In the fight for term limits Assemblyman and Speaker of the Assembly Willie Brown was the poster child for the call to limit the length a politician could stay in office. Willie Brown served in the Assembly for 31 years and was the Speaker for 15 years. He was the most powerful man in California and nothing happened without his approval. Of course he wasn’t the only politician who had extraordinary long terms in office but he epitomized the need for term limits. Prop. 140 was passed to infuse new faces and fresh ideas and to limit the influence held by lobbyist and special interest groups over politicians.
Term limits in the present form allows a politician a total of 14 years of service in the State Legislature, six years in the Assembly and eight years in the Senate. While the intent of Prop. 140 was well intentioned, it gave birth to a new set of problems that beset the voters and effectiveness of the Legislature.
The biggest issue with the present term limits is the brain drain. Serving as a Legislature takes time to learn the ropes, build the relationships, and the time to see legislation through. The results of term limits has created a turnover that is not meeting the needs of the State by providing experienced leadership to handle such issues as the State budget and health care.
Then there is the fact that politicians are now consistently running for office.
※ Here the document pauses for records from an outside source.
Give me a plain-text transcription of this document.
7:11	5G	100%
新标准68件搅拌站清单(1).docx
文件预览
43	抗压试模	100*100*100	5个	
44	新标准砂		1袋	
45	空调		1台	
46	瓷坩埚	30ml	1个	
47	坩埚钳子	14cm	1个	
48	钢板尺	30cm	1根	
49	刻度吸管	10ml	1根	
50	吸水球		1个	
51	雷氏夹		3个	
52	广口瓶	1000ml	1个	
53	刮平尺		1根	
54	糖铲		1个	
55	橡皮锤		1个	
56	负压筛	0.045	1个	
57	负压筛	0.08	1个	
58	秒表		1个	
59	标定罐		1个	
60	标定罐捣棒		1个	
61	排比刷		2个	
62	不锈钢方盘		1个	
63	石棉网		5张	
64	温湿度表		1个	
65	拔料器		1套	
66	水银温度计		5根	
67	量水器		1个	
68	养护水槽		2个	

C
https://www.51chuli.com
In the Assembly they run for office every two years and before their second term has expired they are already looking for another seat to run for. Term limits has done very little to limit the influence of lobbyist and special interest groups, in fact it has given them power, we only have to look at the energy deregulation which is a result of lobbyist influence and money. Newly elected politicians not only look to lobbyist for fundraising support but also look to them for background, information, and expertise that years on the hill have afforded them.
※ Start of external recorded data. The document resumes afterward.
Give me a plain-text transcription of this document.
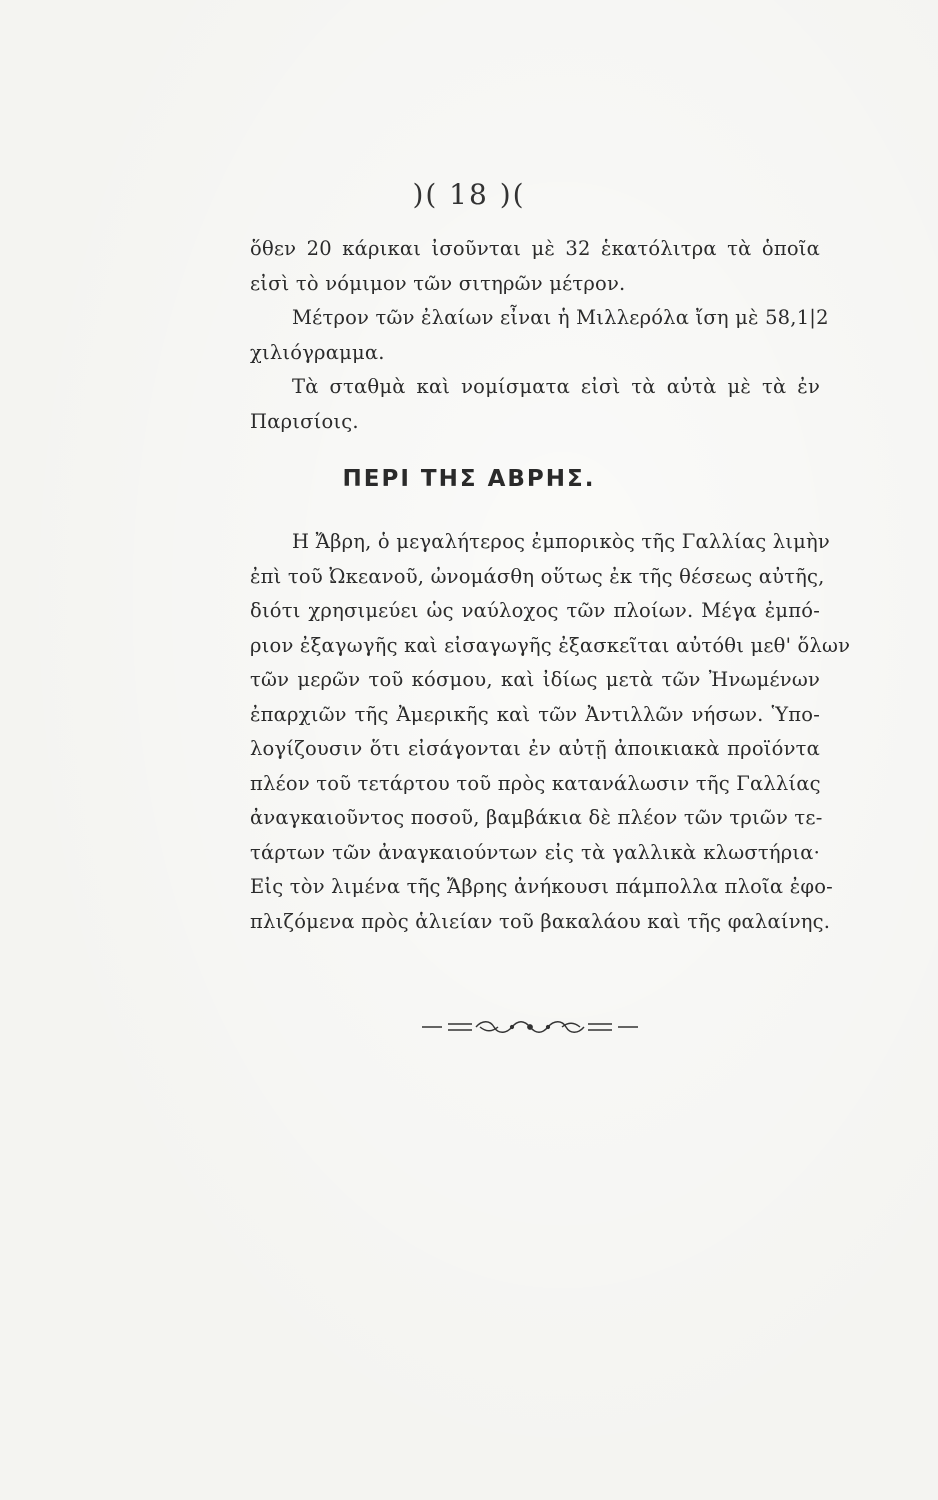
)( 18 )(
ὅθεν 20 κάρικαι ἰσοῦνται μὲ 32 ἑκατόλιτρα τὰ ὁποῖα
εἰσὶ τὸ νόμιμον τῶν σιτηρῶν μέτρον.
Μέτρον τῶν ἐλαίων εἶναι ἡ Μιλλερόλα ἴση μὲ 58,1|2
χιλιόγραμμα.
Τὰ σταθμὰ καὶ νομίσματα εἰσὶ τὰ αὐτὰ μὲ τὰ ἐν
Παρισίοις.
ΠΕΡΙ ΤΗΣ ΑΒΡΗΣ.
Η Ἄβρη, ὁ μεγαλήτερος ἐμπορικὸς τῆς Γαλλίας λιμὴν
ἐπὶ τοῦ Ὠκεανοῦ, ὠνομάσθη οὕτως ἐκ τῆς θέσεως αὐτῆς,
διότι χρησιμεύει ὡς ναύλοχος τῶν πλοίων. Μέγα ἐμπό-
ριον ἐξαγωγῆς καὶ εἰσαγωγῆς ἐξασκεῖται αὐτόθι μεθ' ὅλων
τῶν μερῶν τοῦ κόσμου, καὶ ἰδίως μετὰ τῶν Ἠνωμένων
ἐπαρχιῶν τῆς Ἀμερικῆς καὶ τῶν Ἀντιλλῶν νήσων. Ὑπο-
λογίζουσιν ὅτι εἰσάγονται ἐν αὐτῇ ἀποικιακὰ προϊόντα
πλέον τοῦ τετάρτου τοῦ πρὸς κατανάλωσιν τῆς Γαλλίας
ἀναγκαιοῦντος ποσοῦ, βαμβάκια δὲ πλέον τῶν τριῶν τε-
τάρτων τῶν ἀναγκαιούντων εἰς τὰ γαλλικὰ κλωστήρια·
Εἰς τὸν λιμένα τῆς Ἄβρης ἀνήκουσι πάμπολλα πλοῖα ἐφο-
πλιζόμενα πρὸς ἁλιείαν τοῦ βακαλάου καὶ τῆς φαλαίνης.
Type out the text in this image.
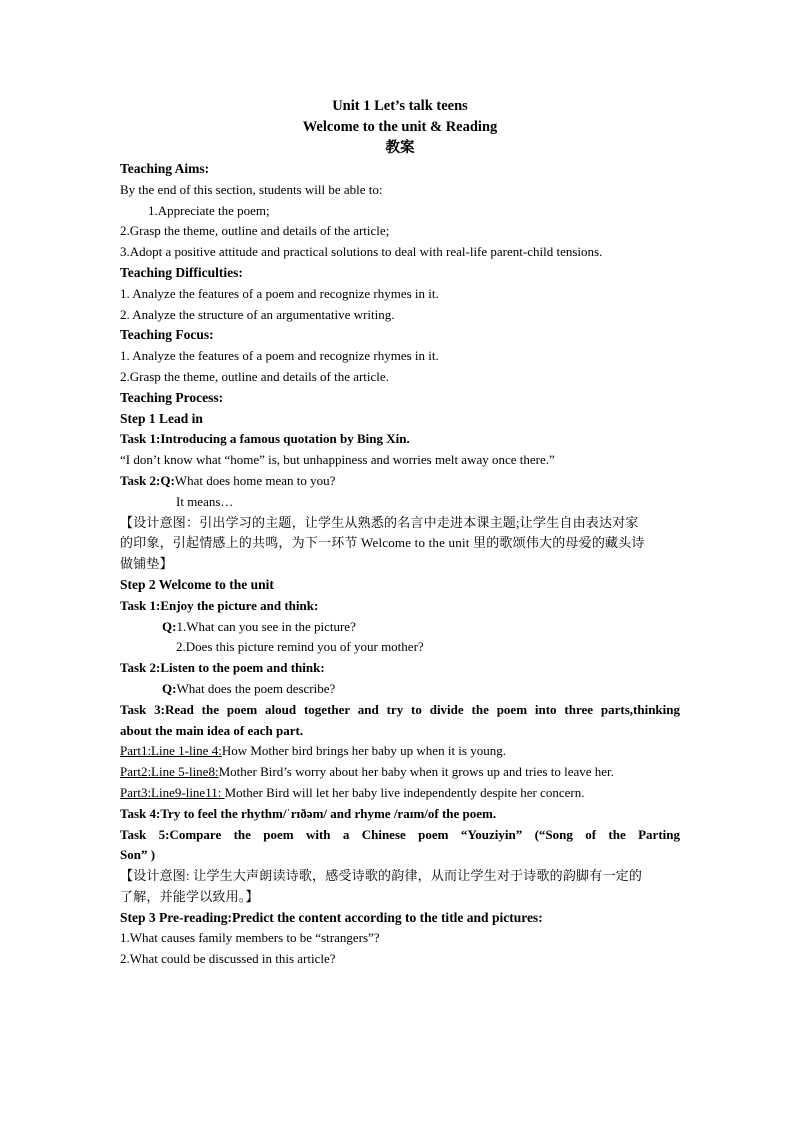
Unit 1 Let’s talk teens
Welcome to the unit & Reading
教案
Teaching Aims:
By the end of this section, students will be able to:
1.Appreciate the poem;
2.Grasp the theme, outline and details of the article;
3.Adopt a positive attitude and practical solutions to deal with real-life parent-child tensions.
Teaching Difficulties:
1. Analyze the features of a poem and recognize rhymes in it.
2. Analyze the structure of an argumentative writing.
Teaching Focus:
1. Analyze the features of a poem and recognize rhymes in it.
2.Grasp the theme, outline and details of the article.
Teaching Process:
Step 1 Lead in
Task 1:Introducing a famous quotation by Bing Xin.
“I don’t know what “home” is, but unhappiness and worries melt away once there.”
Task 2:Q:What does home mean to you?
It means…
【设计意图：引出学习的主题，让学生从熟悉的名言中走进本课主题;让学生自由表达对家
的印象，引起情感上的共鸣，为下一环节 Welcome to the unit 里的歌颂伟大的母爱的藏头诗
做铺垫】
Step 2 Welcome to the unit
Task 1:Enjoy the picture and think:
Q:1.What can you see in the picture?
2.Does this picture remind you of your mother?
Task 2:Listen to the poem and think:
Q:What does the poem describe?
Task 3:Read the poem aloud together and try to divide the poem into three parts,thinking
about the main idea of each part.
Part1:Line 1-line 4:How Mother bird brings her baby up when it is young.
Part2:Line 5-line8:Mother Bird’s worry about her baby when it grows up and tries to leave her.
Part3:Line9-line11: Mother Bird will let her baby live independently despite her concern.
Task 4:Try to feel the rhythm/ˈrɪðəm/ and rhyme /raɪm/of the poem.
Task 5:Compare the poem with a Chinese poem “Youziyin” (“Song of the Parting
Son” )
【设计意图: 让学生大声朗读诗歌，感受诗歌的韵律，从而让学生对于诗歌的韵脚有一定的
了解，并能学以致用。】
Step 3 Pre-reading:Predict the content according to the title and pictures:
1.What causes family members to be “strangers”?
2.What could be discussed in this article?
As for new faces in the Legislature all we have been seeing is a shuffling of politicians between the State Senate and the Assembly.
We still need term limits; we just need to fix the present form. Proposition 93 is a step in the right direction. Instead of limiting the terms to six years in the Assembly and 8 years in the Senate, Prop. 93 will allow for 12 years to be served in one House or a combination of both. This would fix the problem of the brain drain in the legislature and the incumbent would be allowed the time (this goes back to the fact that incumbents rarely lose on election night) to learn their job and see their legislation through.
The argument against Prop. 93 is that it allows, for some, present legislatures to serve more than 12 years such as Shirley Horton and Fabian Nunez, but in the overall view this is a small price to pay to fix a much bigger problem with the present form of term limits.